Was in the hospital only one day. Recovery is much quicker than an open hysterectomy. It is important to walk as soon as you can to help get rid of the gas. They pump carbon dioxide into you during surgery to help them visualize in the abdomen, so it takes a while to get rid of the gas. I felt bloated for weeks. I had minimal pain from the surgery. I did not need any pain pills at home. Good luck with your surgery.

donnaq8
Posts: 3
Joined: Jul 2010

I was also newly diagnosed with adenosarcoma of the uterus in April 2010 after a hysteroscopy. I know how difficult it is to be told. Do ask for a second and even third opinions of the pathology because there are different flavors of the tumor. The pathology drives your plan of care. I know when I was told the diagnosis I cried then became angry because this disrupted my life plan. After calming down I decided to tell everyone I knew that I had cancer and asked them for their support and prayers because I knew I could not do this journey alone. I felt it was my responsibility as a cancer patient to help my friends and relatives to feel comfortable around me. I adopted a positive attitude and asked for their help when necessary. I did have a radical hysterectomy within 2 weeks of diagnosis. I used a website for "Carepages" which is free. I asked help from family to enter information about the surgery and my progress after the fact. This reduced telephone calls and my family would read to me friends and relatives messages. These messages were extreemly uplifting and I thanked them for their prayers and kindness. It has been just 2 months since the surgery and I am feeling strong and back to my old self. I have had to alter my plan for life. I have had time and motivation to reflect on what is important in life. God has a plan for each of us and to borrow the phrase, "there is only one you". I am confident you will find your path.
God Bless you always as you begin your journey.

Songflower's picture
Songflower
Posts: 631
Joined: Apr 2009

Some women freeze some eggs to keep for later. Then they do IVF. You may still experience motherhood; adoption is a wonderful alternative. And you experience all the feelings of being a parent if you adopt.

I try to stay away from those that say hurtful things. I never know if they mean it (I always hope they don't) or if they are just inconsiderate. I have tried keeping silence; now I am more likely explain to people when they are inconsiderate. I could knock your socks off with some of the inconsiderate things people have said to me.

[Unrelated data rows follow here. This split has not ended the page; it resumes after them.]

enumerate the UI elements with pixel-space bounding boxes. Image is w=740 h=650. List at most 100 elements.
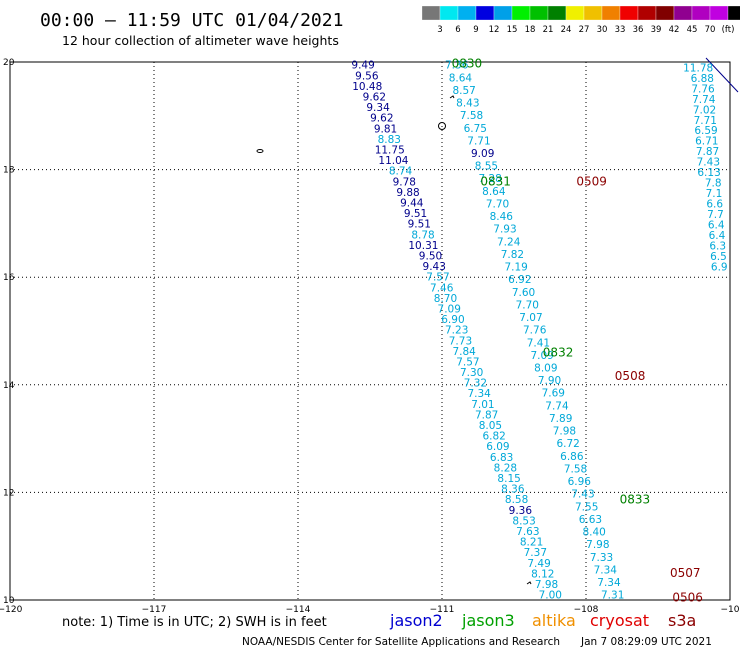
pass-label-cryosat: 0506 <box>672 590 703 604</box>
swh-value-jason3: 7.19 <box>504 262 527 274</box>
x-tick-label: −117 <box>142 605 167 615</box>
colorbar-swatch <box>475 5 495 21</box>
swh-value-jason3: 7.58 <box>460 110 483 122</box>
colorbar-swatch <box>421 5 441 21</box>
swh-value-edge-track: 6.71 <box>695 136 718 148</box>
swh-value-jason2: 6.90 <box>441 314 464 326</box>
swh-value-jason3: 7.71 <box>467 135 490 147</box>
colorbar-label: 70 <box>705 25 716 35</box>
swh-value-jason3: 6.86 <box>560 451 584 463</box>
swh-value-jason2: 9.56 <box>355 70 379 82</box>
swh-value-jason2: 7.34 <box>467 388 491 400</box>
swh-value-edge-track: 7.1 <box>706 188 723 200</box>
timestamp-text: Jan 7 08:29:09 UTC 2021 <box>580 636 712 648</box>
swh-value-jason2: 8.78 <box>411 229 434 241</box>
swh-value-jason3: 8.46 <box>490 211 514 223</box>
swh-value-jason2: 7.37 <box>524 547 547 559</box>
swh-value-jason2: 7.46 <box>430 282 454 294</box>
swh-value-jason2: 7.01 <box>471 399 494 411</box>
colorbar-label: 21 <box>543 25 554 35</box>
swh-value-edge-track: 6.88 <box>691 73 714 85</box>
swh-value-jason3: 7.90 <box>538 375 561 387</box>
swh-value-jason3: 6.72 <box>556 438 579 450</box>
swh-value-edge-track: 7.76 <box>691 83 715 95</box>
pass-label-jason2: 0830 <box>452 57 483 71</box>
swh-value-edge-track: 6.9 <box>711 261 728 273</box>
swh-value-jason2: 9.78 <box>393 176 416 188</box>
pass-label-cryosat: 0508 <box>615 369 646 383</box>
swh-value-jason3: 7.07 <box>519 312 542 324</box>
colorbar-swatch <box>601 5 621 21</box>
swh-value-jason3: 8.64 <box>482 186 506 198</box>
pass-label-cryosat: 0509 <box>576 174 607 188</box>
swh-value-jason2: 11.04 <box>378 155 408 167</box>
colorbar-label: 24 <box>561 25 572 35</box>
swh-value-jason2: 8.36 <box>501 484 525 496</box>
colorbar-label: 6 <box>455 25 460 35</box>
x-tick-label: −111 <box>430 605 455 615</box>
swh-value-jason3: 7.76 <box>523 325 547 337</box>
swh-value-jason3: 8.57 <box>452 85 475 97</box>
y-tick-label: 10 <box>3 596 15 606</box>
colorbar-swatch <box>727 5 740 21</box>
altimeter-tracks: 9.499.5610.489.629.349.629.818.8311.7511… <box>351 60 727 602</box>
island-markers <box>256 57 739 585</box>
colorbar-label: 36 <box>633 25 644 35</box>
swh-value-jason2: 8.15 <box>497 473 520 485</box>
swh-value-jason3: 7.28 <box>478 173 501 185</box>
swh-value-edge-track: 7.87 <box>696 146 719 158</box>
swh-value-jason2: 8.83 <box>378 134 401 146</box>
swh-value-jason2: 10.31 <box>408 240 438 252</box>
swh-value-edge-track: 6.3 <box>709 240 726 252</box>
colorbar-label: 42 <box>669 25 680 35</box>
swh-value-jason2: 7.57 <box>456 356 479 368</box>
y-tick-labels: 10 12 14 16 18 20 <box>3 58 15 606</box>
swh-value-jason3: 7.60 <box>512 287 535 299</box>
y-tick-label: 12 <box>3 488 14 498</box>
swh-value-jason2: 7.87 <box>475 409 498 421</box>
swh-value-jason2: 6.09 <box>486 441 509 453</box>
swh-value-jason2: 7.84 <box>452 346 476 358</box>
swh-value-jason3: 7.98 <box>586 539 609 551</box>
y-tick-label: 18 <box>3 166 15 176</box>
swh-value-jason2: 7.57 <box>426 272 449 284</box>
swh-value-jason3: 7.74 <box>545 400 569 412</box>
swh-value-jason2: 8.28 <box>494 462 517 474</box>
colorbar-swatch <box>619 5 639 21</box>
swh-value-jason2: 8.70 <box>434 293 457 305</box>
swh-value-jason3: 8.09 <box>534 363 557 375</box>
swh-value-jason2: 9.43 <box>423 261 446 273</box>
swh-value-edge-track: 7.7 <box>707 209 724 221</box>
colorbar-label: 15 <box>507 25 518 35</box>
swh-value-jason2: 8.05 <box>479 420 502 432</box>
swh-value-jason2: 9.62 <box>370 113 393 125</box>
swh-value-jason2: 11.75 <box>375 144 405 156</box>
swh-value-jason2: 9.44 <box>400 197 424 209</box>
pass-label-jason2: 0831 <box>480 174 511 188</box>
colorbar-swatch <box>457 5 477 21</box>
colorbar-swatch <box>547 5 567 21</box>
swh-value-jason2: 8.58 <box>505 494 528 506</box>
colorbar-swatch <box>511 5 531 21</box>
colorbar-label: 30 <box>597 25 608 35</box>
pass-label-jason2: 0833 <box>620 492 651 506</box>
swh-value-jason2: 9.36 <box>509 505 533 517</box>
colorbar: 3 6 9 12 15 18 21 24 27 30 33 36 39 42 45 70 (ft) <box>421 5 740 35</box>
swh-value-jason2: 8.12 <box>531 568 554 580</box>
swh-value-jason2: 7.32 <box>464 378 487 390</box>
colorbar-swatch <box>673 5 693 21</box>
note-text: note: 1) Time is in UTC; 2) SWH is in fe… <box>62 615 327 630</box>
swh-value-jason3: 7.93 <box>493 224 516 236</box>
colorbar-swatch <box>637 5 657 21</box>
swh-value-jason3: 8.43 <box>456 98 479 110</box>
swh-value-jason3: 8.40 <box>582 527 605 539</box>
colorbar-swatch <box>583 5 603 21</box>
swh-value-edge-track: 7.02 <box>693 104 716 116</box>
colorbar-swatch <box>709 5 729 21</box>
pass-label-jason2: 0832 <box>543 346 574 360</box>
colorbar-swatch <box>493 5 513 21</box>
swh-value-jason2: 6.82 <box>482 431 505 443</box>
pass-labels: 0830 0831 0832 0833 0509 0508 0507 0506 <box>452 57 703 605</box>
x-tick-label: −120 <box>0 605 23 615</box>
colorbar-label: 27 <box>579 25 590 35</box>
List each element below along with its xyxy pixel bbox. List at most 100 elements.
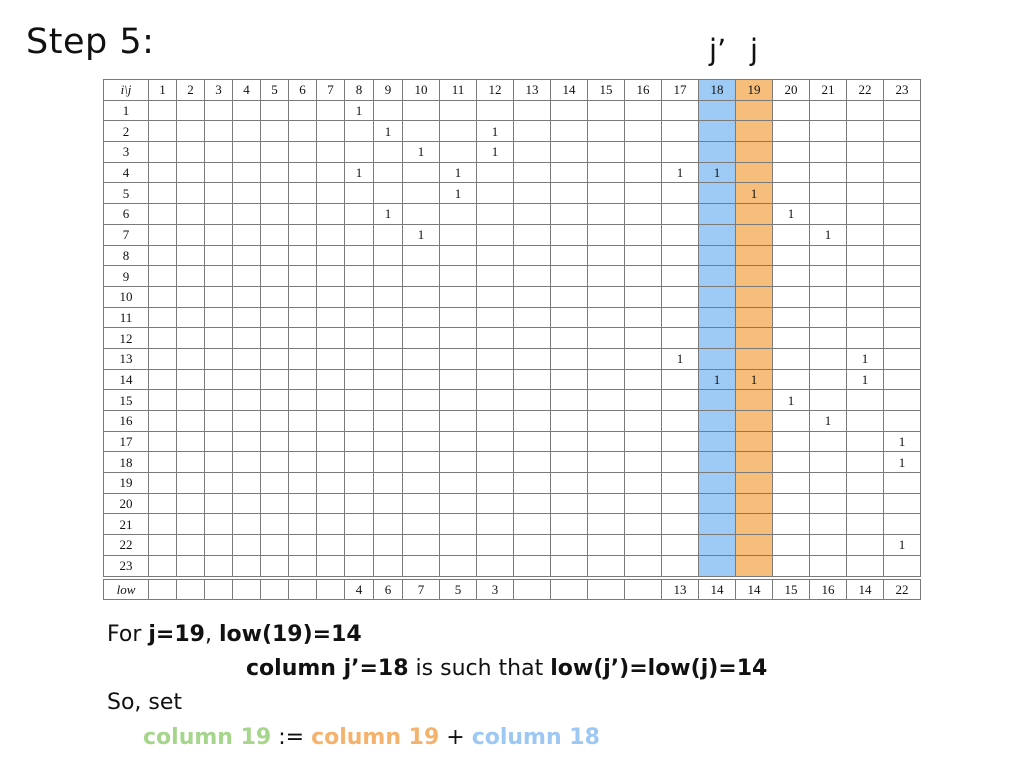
matrix-cell	[846, 203, 884, 225]
low-value	[232, 579, 261, 600]
matrix-cell	[550, 265, 588, 287]
matrix-cell	[260, 120, 289, 143]
matrix-cell	[809, 120, 847, 143]
matrix-cell	[735, 120, 773, 143]
matrix-cell	[735, 161, 773, 184]
low-value: 3	[476, 579, 514, 600]
matrix-cell	[550, 430, 588, 453]
matrix-cell	[698, 513, 736, 536]
matrix-cell	[550, 141, 588, 163]
matrix-cell	[698, 554, 736, 577]
line-for-j: For j=19, low(19)=14	[107, 622, 362, 647]
matrix-cell: 1	[439, 182, 477, 205]
matrix-cell	[698, 120, 736, 143]
matrix-cell	[661, 472, 699, 494]
matrix-cell	[176, 120, 205, 143]
matrix-cell	[772, 410, 810, 432]
column-header: 4	[232, 79, 261, 101]
low-value: 14	[735, 579, 773, 600]
matrix-cell: 1	[772, 389, 810, 411]
matrix-cell	[550, 203, 588, 225]
matrix-cell: 1	[373, 203, 403, 225]
matrix-cell	[316, 265, 345, 287]
row-header: 18	[103, 451, 149, 474]
matrix-cell	[260, 203, 289, 225]
matrix-cell	[316, 327, 345, 349]
matrix-cell	[344, 389, 374, 411]
matrix-cell	[344, 244, 374, 267]
column-header: 17	[661, 79, 699, 101]
matrix-cell	[232, 472, 261, 494]
matrix-cell	[624, 410, 662, 432]
matrix-cell	[698, 285, 736, 308]
matrix-cell	[772, 120, 810, 143]
matrix-cell	[846, 161, 884, 184]
matrix-cell	[476, 306, 514, 329]
matrix-cell	[232, 389, 261, 411]
matrix-cell	[587, 327, 625, 349]
matrix-cell	[772, 223, 810, 246]
matrix-cell	[288, 347, 317, 370]
matrix-cell	[373, 451, 403, 474]
matrix-cell	[624, 223, 662, 246]
column-header: 10	[402, 79, 440, 101]
matrix-cell	[204, 451, 233, 474]
row-header: 17	[103, 430, 149, 453]
matrix-cell	[402, 451, 440, 474]
column-header: 14	[550, 79, 588, 101]
matrix-cell	[846, 306, 884, 329]
matrix-row: 21	[103, 513, 921, 536]
matrix-cell	[316, 554, 345, 577]
matrix-cell	[587, 389, 625, 411]
matrix-cell	[809, 99, 847, 122]
column-header: 1	[148, 79, 177, 101]
matrix-cell	[476, 327, 514, 349]
matrix-cell	[316, 347, 345, 370]
matrix-cell	[288, 472, 317, 494]
matrix-cell	[204, 347, 233, 370]
matrix-cell	[624, 472, 662, 494]
matrix-cell	[260, 223, 289, 246]
matrix-cell	[883, 368, 921, 391]
matrix-cell	[439, 285, 477, 308]
matrix-cell	[587, 99, 625, 122]
matrix-cell	[883, 327, 921, 349]
matrix-cell	[373, 285, 403, 308]
matrix-cell	[260, 472, 289, 494]
matrix-cell	[232, 368, 261, 391]
matrix-cell	[204, 285, 233, 308]
matrix-cell	[260, 513, 289, 536]
matrix-cell	[176, 99, 205, 122]
matrix-cell	[809, 368, 847, 391]
matrix-cell	[846, 472, 884, 494]
matrix-cell	[735, 472, 773, 494]
matrix-cell	[148, 161, 177, 184]
matrix-cell	[439, 120, 477, 143]
matrix-cell	[661, 451, 699, 474]
matrix-cell	[344, 182, 374, 205]
matrix-cell	[402, 368, 440, 391]
column-header: 11	[439, 79, 477, 101]
matrix-cell	[587, 244, 625, 267]
matrix-cell	[698, 327, 736, 349]
matrix-cell	[550, 244, 588, 267]
matrix-cell	[260, 244, 289, 267]
matrix-cell	[772, 161, 810, 184]
row-header: 13	[103, 347, 149, 370]
matrix-cell	[344, 472, 374, 494]
matrix-cell	[661, 430, 699, 453]
matrix-cell	[402, 99, 440, 122]
matrix-cell	[288, 285, 317, 308]
matrix-cell	[550, 534, 588, 556]
matrix-cell	[661, 327, 699, 349]
low-value	[288, 579, 317, 600]
matrix-cell	[698, 265, 736, 287]
low-value: 6	[373, 579, 403, 600]
matrix-cell: 1	[402, 223, 440, 246]
row-header: 10	[103, 285, 149, 308]
boundary-matrix: i\j 1 2 3 4 5 6 7 8 9 10 11 12 13 14 15 16 17 18 19 20 21 22 23…	[103, 79, 921, 577]
matrix-cell: 1	[772, 203, 810, 225]
matrix-cell	[809, 513, 847, 536]
matrix-cell: 1	[661, 161, 699, 184]
matrix-cell	[624, 265, 662, 287]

The truth is I feel sorry for those type of people; they have missed the boat in life in their personal development.

I read about one fella who had hairry cell leukemia and was given two years (he lived 45 years). He said at work he could be concentrating and someone would get off the elevator and ask, "hey, how is your cancer?" He wrote a letter to all employees telling them that he did not care to discuss this at work and if they had questions they could call his wife. I thought that was very clever. It's not that your are denying your illness; sometimes you need a break from it.

Concentrate on your energies going to those who make you feel alive and happy. You will know them!